I hope to pursue a master’s degree at Rutgers University’s Master’s of Applied Psychology with a concentration in Applied Behavior Analysis (ABA). I feel as if this program will allow me to understand and study behavior through a scientific lens in order to potentially improve or change it for the better.

I first became interested in the field of psychology when my friend had found out his mother had cancer. Though I did my best to be there for him, the constant feelings of helplessness encompassed me as my friend was in constant distress. I began to have these strange and intense feelings of empathy as if his mother was actually my own. The root of my helplessness came from the unknown, which only meant that I must learn; learn to understand my friend’s emotions and behavior. This sparked my interest to study human behavior. To embark on my journey in this field, I took an Introductory Psychology class. Two years later, that led me to begin course called Fieldwork in Autism. As years have gone by, I have encountered various unique situations and a very diverse group of people which only peeked my interest further to learn how our minds function, why we behave in certain ways and what drives us to be such individuals.

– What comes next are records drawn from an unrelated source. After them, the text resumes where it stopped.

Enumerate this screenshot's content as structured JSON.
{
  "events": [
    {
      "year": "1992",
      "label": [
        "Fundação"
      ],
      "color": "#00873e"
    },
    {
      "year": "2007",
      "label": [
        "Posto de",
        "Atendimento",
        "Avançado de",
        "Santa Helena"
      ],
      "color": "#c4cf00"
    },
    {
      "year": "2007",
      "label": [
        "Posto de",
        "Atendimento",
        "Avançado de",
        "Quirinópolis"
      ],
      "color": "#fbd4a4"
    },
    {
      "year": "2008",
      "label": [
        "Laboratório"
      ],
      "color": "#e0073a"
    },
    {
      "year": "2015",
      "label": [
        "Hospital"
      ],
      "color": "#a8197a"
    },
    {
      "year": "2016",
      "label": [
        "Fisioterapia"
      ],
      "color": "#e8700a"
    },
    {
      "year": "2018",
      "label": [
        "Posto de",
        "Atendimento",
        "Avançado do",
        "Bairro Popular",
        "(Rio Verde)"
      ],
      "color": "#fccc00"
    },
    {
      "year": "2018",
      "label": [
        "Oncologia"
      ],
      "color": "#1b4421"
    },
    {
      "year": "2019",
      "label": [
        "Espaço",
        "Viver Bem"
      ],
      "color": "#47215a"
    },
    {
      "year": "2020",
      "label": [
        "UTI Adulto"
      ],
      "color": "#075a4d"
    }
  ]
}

In fact, shortly after my fieldwork experience, I began working and still am currently working as a part-time teaching assistant at the Douglass Developmental Disability Center at Rutgers University on the Cook Campus providing services to disabled adults with autism. I have been working with the DDDC since June of 2018 and have been regularly providing instructional teaching and implementing programs to enrich the lives of these disabled adults. The services provided to these individuals is in hope that one day, they can develop independence in their everyday lives such as brushing their teeth, wiping a table, washing a plate, hanging pants or navigating on YouTube.

In applied behavioral analysis, individuals in the field usually collect a lot of data to develop programs/behavior modification plans in order to understand the behavior and the drives that allow us to make certain decisions. Each program that is taught used to achieve a certain goal, which is usually to increase a person’s independence. The data we receive from each work session allows us to determine whether the goal has been mastered, if it needs to be switched, or new targets need to be added to the program itself. The data also allows us to determine whether teaching methods need to be adjusted or what types of reinforcement will increase the work progress. For example, lets say we want to track the behavior data of autistic adult. We are well aware that this adult does have some challenging behavior such as head hitting, which is known as self-injurious behavior. However, we want to track this behavior in order to determine the cause of such behavior.

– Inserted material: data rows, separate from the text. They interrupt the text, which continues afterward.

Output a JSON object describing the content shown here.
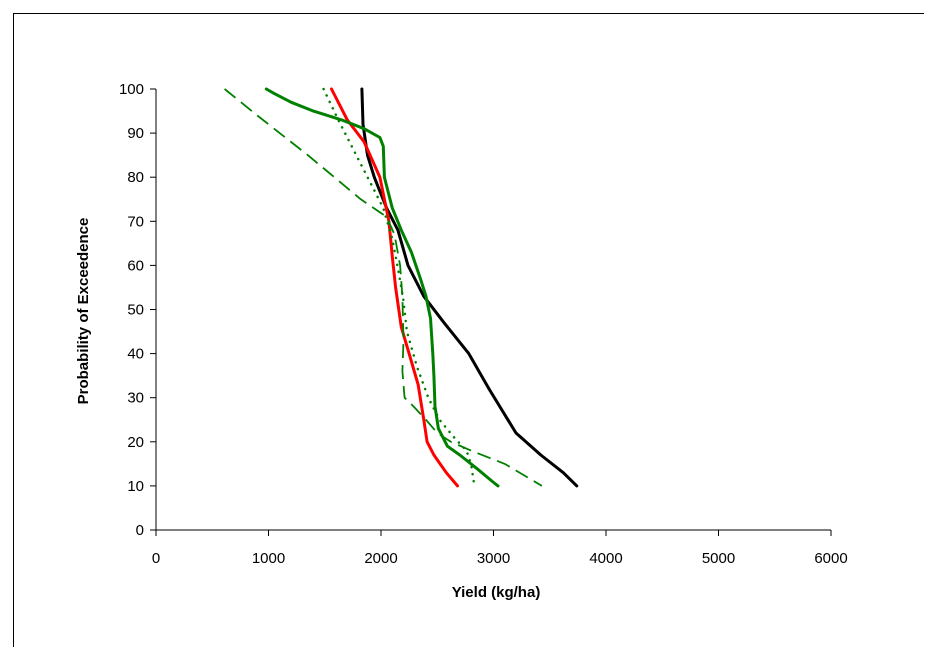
{
  "chart_data": {
    "type": "line",
    "title": "",
    "xlabel": "Yield (kg/ha)",
    "ylabel": "Probability of Exceedence",
    "xlim": [
      0,
      6000
    ],
    "ylim": [
      0,
      100
    ],
    "xticks": [
      "0",
      "1000",
      "2000",
      "3000",
      "4000",
      "5000",
      "6000"
    ],
    "yticks": [
      "0",
      "10",
      "20",
      "30",
      "40",
      "50",
      "60",
      "70",
      "80",
      "90",
      "100"
    ],
    "grid": false,
    "legend": "none",
    "series": [
      {
        "color": "#000000",
        "style": "solid",
        "points": [
          [
            1830,
            100
          ],
          [
            1840,
            92
          ],
          [
            1880,
            85
          ],
          [
            1940,
            80
          ],
          [
            2050,
            73
          ],
          [
            2150,
            68
          ],
          [
            2240,
            60
          ],
          [
            2380,
            53
          ],
          [
            2560,
            47
          ],
          [
            2780,
            40
          ],
          [
            2960,
            32
          ],
          [
            3200,
            22
          ],
          [
            3420,
            17
          ],
          [
            3620,
            13
          ],
          [
            3740,
            10
          ]
        ]
      },
      {
        "color": "#ff0000",
        "style": "solid",
        "points": [
          [
            1560,
            100
          ],
          [
            1700,
            93
          ],
          [
            1850,
            88
          ],
          [
            1990,
            80
          ],
          [
            2030,
            75
          ],
          [
            2070,
            70
          ],
          [
            2100,
            62
          ],
          [
            2130,
            55
          ],
          [
            2180,
            46
          ],
          [
            2250,
            40
          ],
          [
            2330,
            33
          ],
          [
            2380,
            25
          ],
          [
            2410,
            20
          ],
          [
            2470,
            17
          ],
          [
            2580,
            13
          ],
          [
            2680,
            10
          ]
        ]
      },
      {
        "color": "#008000",
        "style": "solid",
        "points": [
          [
            980,
            100
          ],
          [
            1050,
            99
          ],
          [
            1200,
            97
          ],
          [
            1400,
            95
          ],
          [
            1650,
            93
          ],
          [
            1850,
            91
          ],
          [
            1990,
            89
          ],
          [
            2020,
            87
          ],
          [
            2030,
            80
          ],
          [
            2100,
            73
          ],
          [
            2180,
            68
          ],
          [
            2270,
            63
          ],
          [
            2350,
            57
          ],
          [
            2400,
            53
          ],
          [
            2440,
            48
          ],
          [
            2460,
            40
          ],
          [
            2470,
            35
          ],
          [
            2480,
            28
          ],
          [
            2510,
            23
          ],
          [
            2590,
            19
          ],
          [
            2700,
            17
          ],
          [
            2850,
            14
          ],
          [
            2990,
            11
          ],
          [
            3040,
            10
          ]
        ]
      },
      {
        "color": "#008000",
        "style": "dashed",
        "points": [
          [
            610,
            100
          ],
          [
            900,
            94
          ],
          [
            1350,
            85
          ],
          [
            1820,
            75
          ],
          [
            2050,
            71
          ],
          [
            2120,
            67
          ],
          [
            2170,
            60
          ],
          [
            2190,
            53
          ],
          [
            2200,
            43
          ],
          [
            2190,
            36
          ],
          [
            2200,
            33
          ],
          [
            2210,
            30
          ],
          [
            2290,
            28
          ],
          [
            2400,
            25
          ],
          [
            2500,
            22
          ],
          [
            2620,
            20
          ],
          [
            2800,
            18
          ],
          [
            3100,
            15
          ],
          [
            3430,
            10
          ]
        ]
      },
      {
        "color": "#008000",
        "style": "dotted",
        "points": [
          [
            1490,
            100
          ],
          [
            1620,
            93
          ],
          [
            1800,
            84
          ],
          [
            1940,
            77
          ],
          [
            2020,
            73
          ],
          [
            2100,
            66
          ],
          [
            2160,
            58
          ],
          [
            2200,
            52
          ],
          [
            2230,
            45
          ],
          [
            2320,
            37
          ],
          [
            2420,
            30
          ],
          [
            2520,
            25
          ],
          [
            2650,
            21
          ],
          [
            2760,
            18
          ],
          [
            2800,
            15
          ],
          [
            2830,
            10
          ]
        ]
      }
    ]
  }
}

First of all, we would have a tally chart which will then be reflected onto a line graph for each day (Monday-Friday), as because we want to compare each day and all the times this adult is at the center. Based from the data that is taken everyday, this challenged adult typically has little to no head hits Monday, Wednesday, Thursday and Friday. However, on Tuesday’s during the time of her activity schedule at 1:00 pm, when a demand of completing her activities is placed on her, she has severe challenging behavior which can result in about 90-100 head hits for those 15 minutes, the time which is set aside for activity schedule. By collecting data weekly, we can see that this behavior might continue only on Tuesday’s around the same time every week, which can help us determine if this individual is attempting to escape from demands as because she may not enjoy doing these activities. This will then allow us to maybe come up with another set of activities or change up the dynamic of the activities to better suit this individual. I think that what’s intriguing is that the key to understanding behavior is simply observation. Observation is the foundation of applied behavior analysis.

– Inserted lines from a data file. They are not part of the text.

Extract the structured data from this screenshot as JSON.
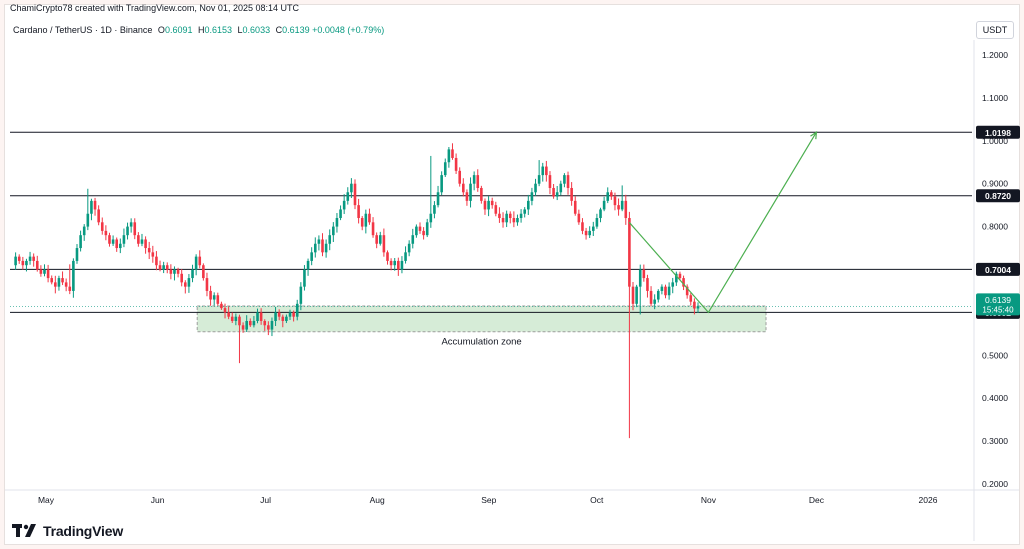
{
  "header": {
    "credit": "ChamiCrypto78 created with TradingView.com, Nov 01, 2025 08:14 UTC",
    "pair": "Cardano / TetherUS · 1D · Binance",
    "o_label": "O",
    "o_value": "0.6091",
    "h_label": "H",
    "h_value": "0.6153",
    "l_label": "L",
    "l_value": "0.6033",
    "c_label": "C",
    "c_value": "0.6139",
    "change": "+0.0048 (+0.79%)",
    "currency": "USDT"
  },
  "brand": {
    "logo_text": "TradingView"
  },
  "chart_data": {
    "type": "candlestick",
    "title": "Cardano / TetherUS · 1D · Binance",
    "x_ticks": [
      "May",
      "Jun",
      "Jul",
      "Aug",
      "Sep",
      "Oct",
      "Nov",
      "Dec",
      "2026"
    ],
    "y_ticks": [
      "1.2000",
      "1.1000",
      "1.0000",
      "0.9000",
      "0.8000",
      "0.7000",
      "0.6000",
      "0.5000",
      "0.4000",
      "0.3000",
      "0.2000"
    ],
    "y_range": [
      0.2,
      1.2
    ],
    "x_range": [
      "2025-04-21",
      "2026-01-31"
    ],
    "levels": [
      {
        "value": 1.0198,
        "label": "1.0198"
      },
      {
        "value": 0.872,
        "label": "0.8720"
      },
      {
        "value": 0.7004,
        "label": "0.7004"
      },
      {
        "value": 0.6002,
        "label": "0.6002"
      }
    ],
    "current_price": {
      "value": 0.6139,
      "label": "0.6139",
      "countdown": "15:45:40",
      "color": "#089981"
    },
    "zone": {
      "label": "Accumulation zone",
      "from": "2025-06-12",
      "to": "2025-11-17",
      "low": 0.555,
      "high": 0.615,
      "color": "#c8e6c9"
    },
    "projection": [
      {
        "date": "2025-10-10",
        "price": 0.81
      },
      {
        "date": "2025-11-01",
        "price": 0.6
      },
      {
        "date": "2025-12-01",
        "price": 1.02
      }
    ],
    "colors": {
      "up": "#089981",
      "down": "#f23645",
      "level": "#131722",
      "projection": "#4caf50"
    },
    "closes": [
      0.71,
      0.73,
      0.72,
      0.71,
      0.72,
      0.73,
      0.72,
      0.7,
      0.69,
      0.7,
      0.68,
      0.67,
      0.66,
      0.68,
      0.67,
      0.66,
      0.65,
      0.72,
      0.75,
      0.78,
      0.8,
      0.83,
      0.86,
      0.84,
      0.81,
      0.79,
      0.78,
      0.76,
      0.77,
      0.75,
      0.76,
      0.78,
      0.8,
      0.81,
      0.78,
      0.76,
      0.77,
      0.75,
      0.74,
      0.73,
      0.71,
      0.7,
      0.71,
      0.7,
      0.69,
      0.7,
      0.69,
      0.67,
      0.66,
      0.68,
      0.7,
      0.73,
      0.71,
      0.68,
      0.65,
      0.63,
      0.64,
      0.62,
      0.61,
      0.6,
      0.59,
      0.58,
      0.59,
      0.57,
      0.56,
      0.58,
      0.57,
      0.58,
      0.6,
      0.58,
      0.57,
      0.56,
      0.58,
      0.6,
      0.59,
      0.58,
      0.59,
      0.6,
      0.59,
      0.62,
      0.66,
      0.7,
      0.72,
      0.74,
      0.76,
      0.77,
      0.74,
      0.76,
      0.78,
      0.8,
      0.82,
      0.84,
      0.86,
      0.88,
      0.9,
      0.85,
      0.82,
      0.8,
      0.83,
      0.81,
      0.78,
      0.76,
      0.78,
      0.74,
      0.72,
      0.71,
      0.72,
      0.7,
      0.72,
      0.74,
      0.76,
      0.78,
      0.8,
      0.79,
      0.78,
      0.81,
      0.83,
      0.85,
      0.88,
      0.92,
      0.95,
      0.98,
      0.96,
      0.93,
      0.9,
      0.88,
      0.86,
      0.9,
      0.92,
      0.89,
      0.86,
      0.84,
      0.86,
      0.85,
      0.83,
      0.82,
      0.81,
      0.83,
      0.82,
      0.81,
      0.82,
      0.83,
      0.84,
      0.86,
      0.88,
      0.9,
      0.92,
      0.94,
      0.92,
      0.89,
      0.87,
      0.88,
      0.9,
      0.92,
      0.89,
      0.86,
      0.83,
      0.81,
      0.79,
      0.78,
      0.79,
      0.8,
      0.82,
      0.84,
      0.86,
      0.88,
      0.87,
      0.85,
      0.84,
      0.86,
      0.82,
      0.66,
      0.62,
      0.66,
      0.7,
      0.68,
      0.65,
      0.62,
      0.63,
      0.65,
      0.66,
      0.64,
      0.66,
      0.67,
      0.69,
      0.68,
      0.66,
      0.64,
      0.625,
      0.6091,
      0.6139
    ]
  }
}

I think what drives me towards this field is the wanting to help. Disabled adults with autism can be challenging to work with because they sometimes have difficulty expressing themselves, making choices, have bad days, or try to escape from demands. And this kind of breaks my heart, because everyone deserves a chance at a normal life.

Therefore, I hope to pursue this field in order to help better the lives of such individuals. The Master’s of Applied Psychology Program with a concentration in Applied Behavior Analysis will help me further my goals in becoming a behavior analyst. I am fortunate enough to be an independent individual in this society and I wish to do my best to help others achieve that same independence.

I believe what makes me stand out compared to other candidates is that I come from a diverse and experiential background. Working at the DDDC hands on with the clients there has allowed me to broaden my horizons. It can be difficult and overwhelming at times because many disabled adults with autism can have self-injurious, aggressive and provoking behaviors, however it is manageable and has taught me to be patient, driven, creative, compassionate, and more understanding of others. These five traits are what will help me excel in the program. Patience will help me stay on track and focused especially when things at school are getting tough. Being driven will push me through till the end of the tunnel and allow me to achieve my end goal. It is a reminder to not give up. Creativity allows me to bring a different perspective to the program and to my colleagues. My compassionate personality will bring feelings of warmth and kindness that I wish to spread to my peers, to individuals in need, as well as myself. And last but not least, my ability to be understanding allows me to effortlessly feel empathy as I walk a mile in other people’s shoes to be able to help problem solve effectively.

In a rapidly growing field like this one, the number of children and adults living with autism is also constantly on the rise. I feel that the skills I possess combined with the skills I will learn in the future will help make a huge difference in the world of applied behavior analysis. Having the opportunity to pursue an education/a degree at such a reputable program and make an impact in an immensely rewarding field would be an honor.